In the far north of Europe, ancient sounds, unique craftwork traditions, and a particular language live side by side with modern technology. The Sami culture is the oldest culture in large areas of Northern Norway and is currently experiencing a strong renaissance.
The Sami people live in four countries: Norway, Sweden, Finland and Russia. The total population in these four countries is estimated at approx. 80,000, of whom around half live in Norway. Slightly under half of these people talk Sami. I Norway, the Sami people live in almost all parts of Northern Norway, and in Trøndelag and in Femundsmarka in Hedmark.
The Sami language is very different from Norwegian
The Sami people speak a language that is a member of the Uralic linguistic group along with languages such as Finnish, Estonian and Hungarian. Norwegian and other Indo-European languages are not related to the Sami tongue.
Nine languages constitute one people
A total of nine different but closely related Sami languages are spoken in the Sami region. Today, three of these languages are in active use in Northern Norway. Sami people from the south of Northern Norway can talk effortlessly to their nearest Sami neighbours in Sweden, but cannot communicate with Sami people from the far north. The dialect boundaries do not follow the linguistic borders, however, as most of the dialects are spoken in multiple countries. The Sami language is currently the major language in inner Finnmark and is also used in small communities in most parts of Northern Norway as well as in some environments in the Northern Norwegian towns.

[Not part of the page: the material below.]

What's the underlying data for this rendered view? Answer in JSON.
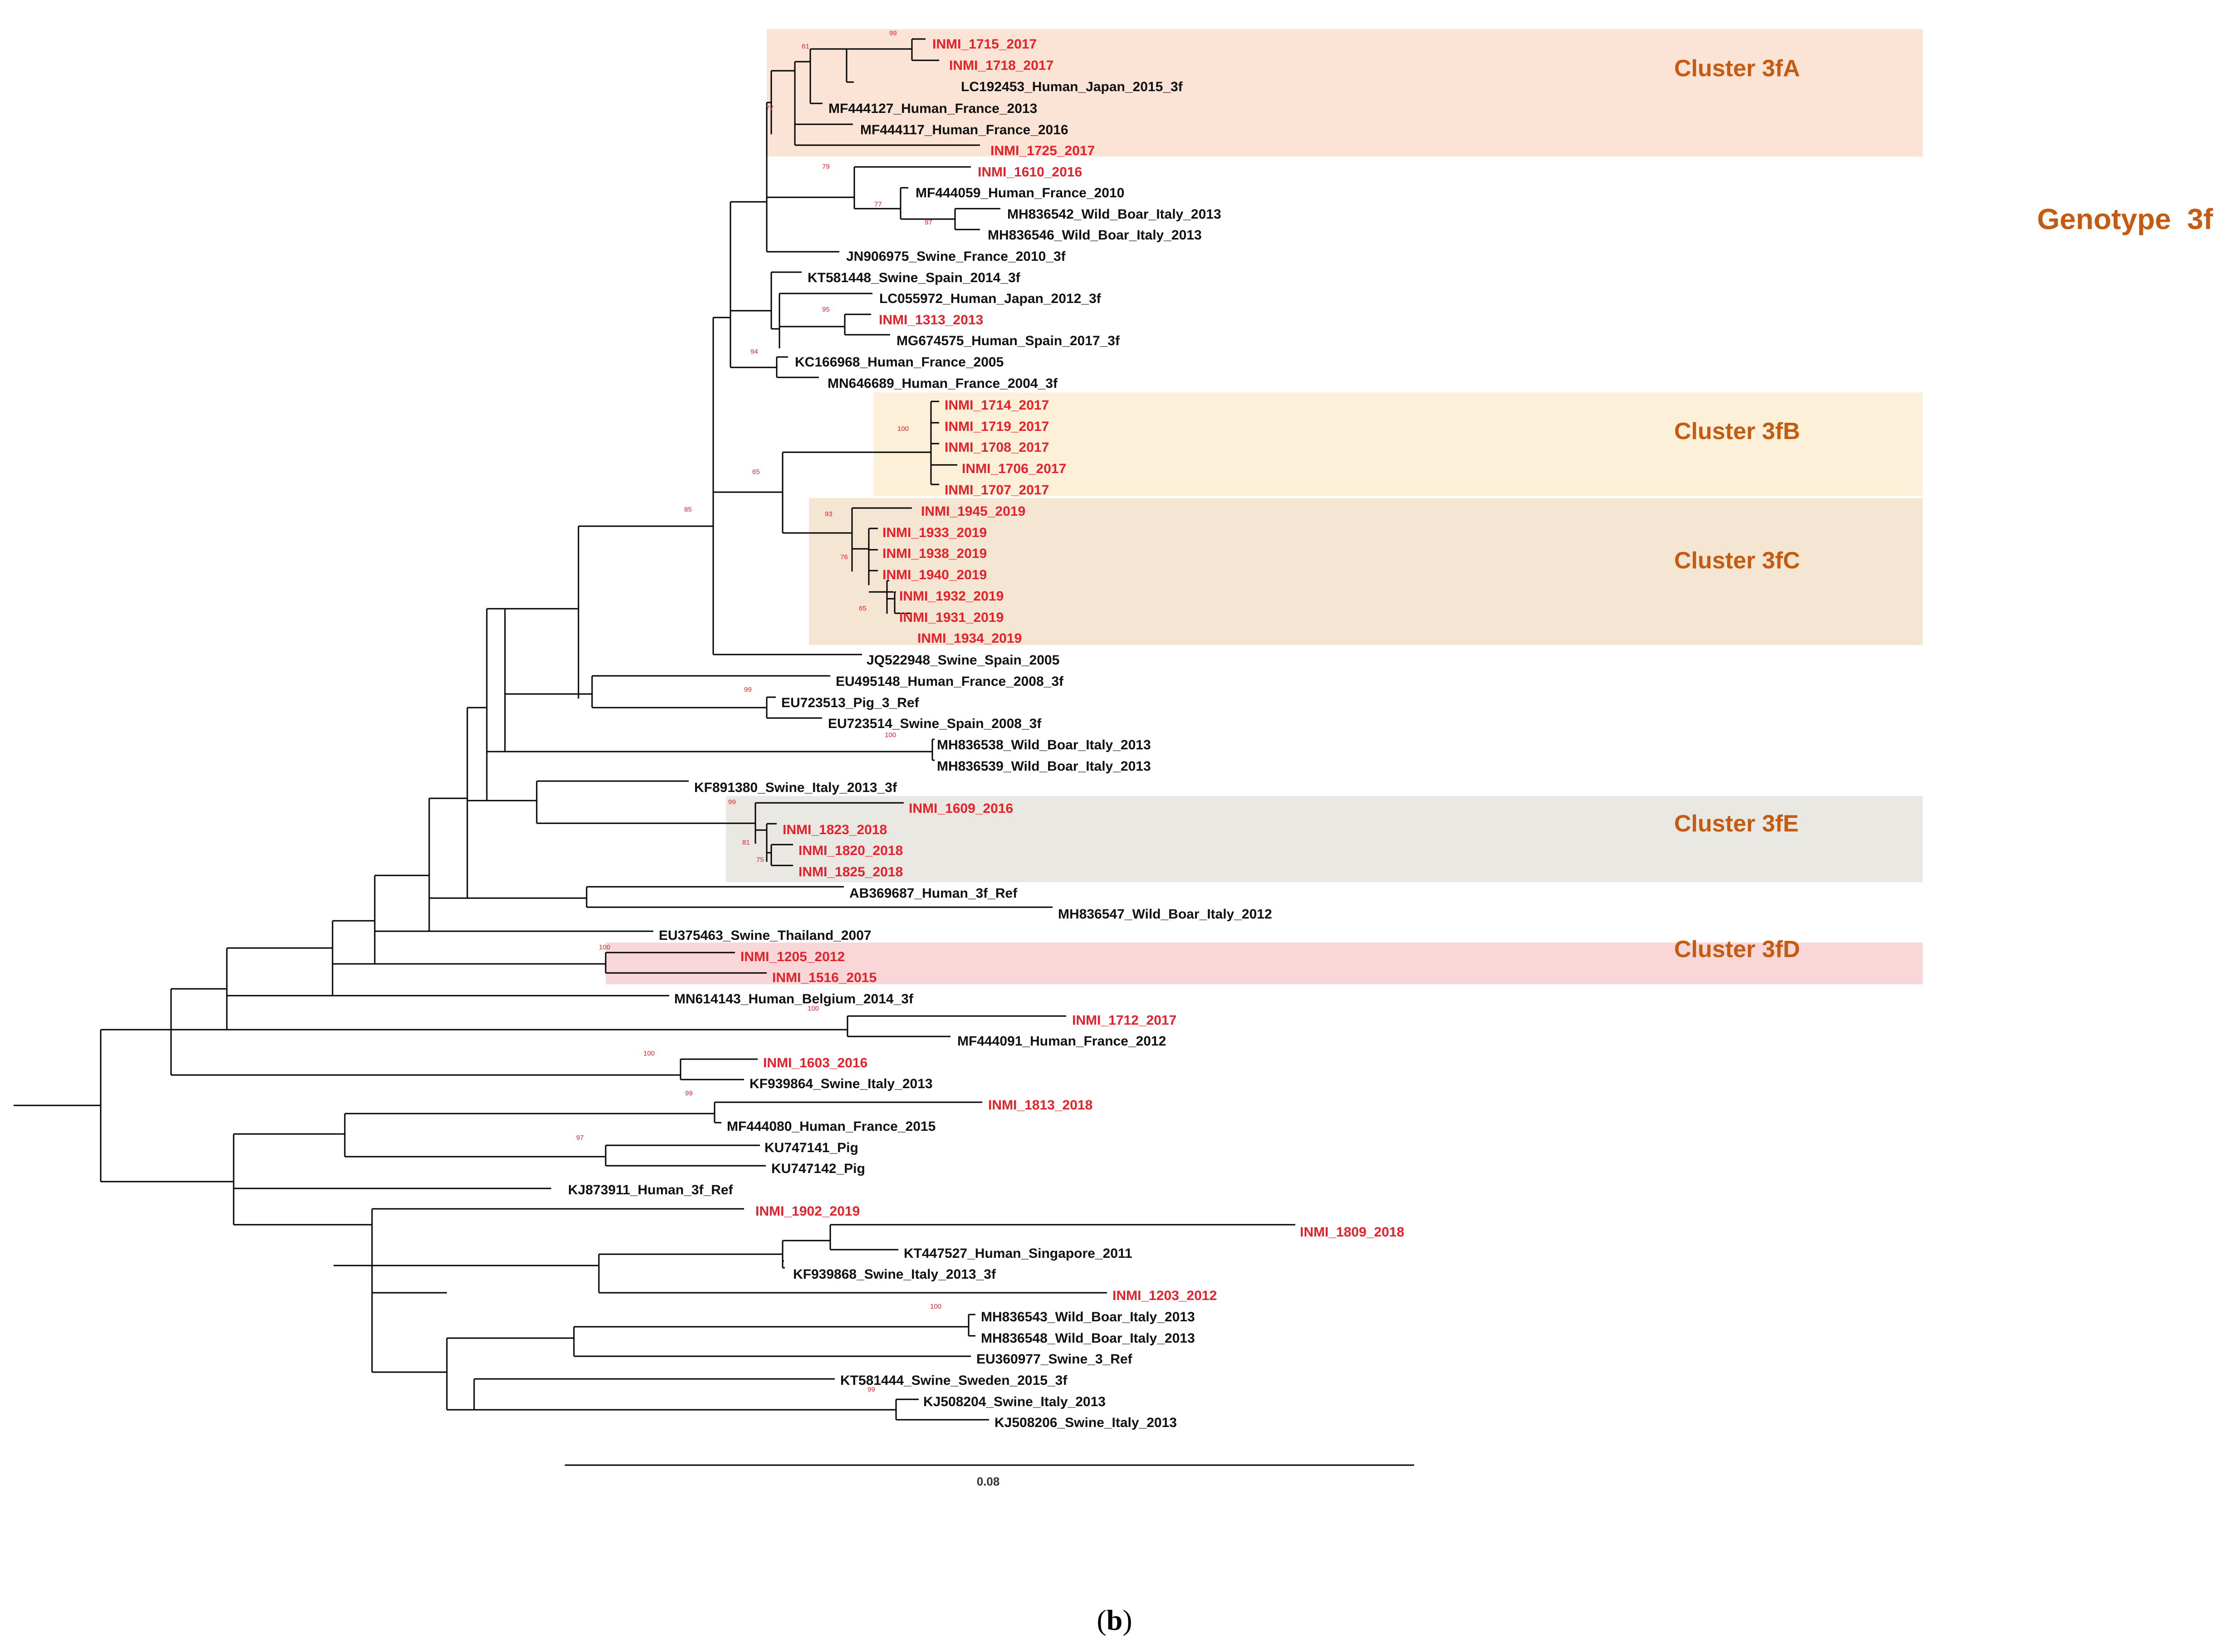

Reindeer, Sea and River Sami were the traditional ways of life
Around 2,600 Sami people in Norway make their living from herding reindeer, and the majority of the region of Northern Norway is actually used for raising reindeer. Traditionally, most Sami people have supported themselves through fishing, livestock farming, and hunting, along the coast, on the fjords and alongside the large rivers farther inland. Today, a large proportion of the Sami people live outside the traditional Sami areas and have moved into the towns of Northern Norway or to the Oslo area. Even more, still live in traditional Sami settlement areas, but earn their living in the modern service sector, industry, travel and the public sector.
The Joik is a unique Sami attribute
Sami culture has many unique forms of expression. Joik, one of the oldest song traditions in Europe, is alive and well. A joik is dedicated to a person, an animal or a place, and the harmonies reproduce the qualities of the object of the song. If you would like to chat someone up, try “joiking” him/her – it has quite an effect!
The Sami are intricate designers of fashion and crafts
The “kofte”, traditional Sami clothing, is another unbroken, living tradition, but mostly used when dressing up for celebrations or parties. In contrast to what “the national costume police” may say, there is nothing wrong with going your own way, and the “kofte” follows fluctuations in fashion. Duoddji is the Sami word for “craft”, and many traditions of craftsmanship such as tin embroidery, pearl embroidery, weaving shoelaces, jacket seams, wood carving, and knife-making are assiduously maintained. Sami boots filled with blister sedge will keep your legs warmer than the latest developments in survival equipment and are used diligently when the temperature drops below -40.
The 21st Century has brought in a new era for the Sami
In the twenty-first century, Sami culture is meeting the modern world in a new way. No Sami people live a completely traditional life today, and the everyday lives of many of these indigenous people appears very modern indeed. At the same time, however, interest in joik, duoddji and the language itself is increasing rapidly. Traditional joik is being blended with modern rhythms. The Sami National Theatre Beaivas, a rich production of literature, Sami media and broadcasting are all using the Sami language in new fora. This indicates that there is hope for the language and the culture.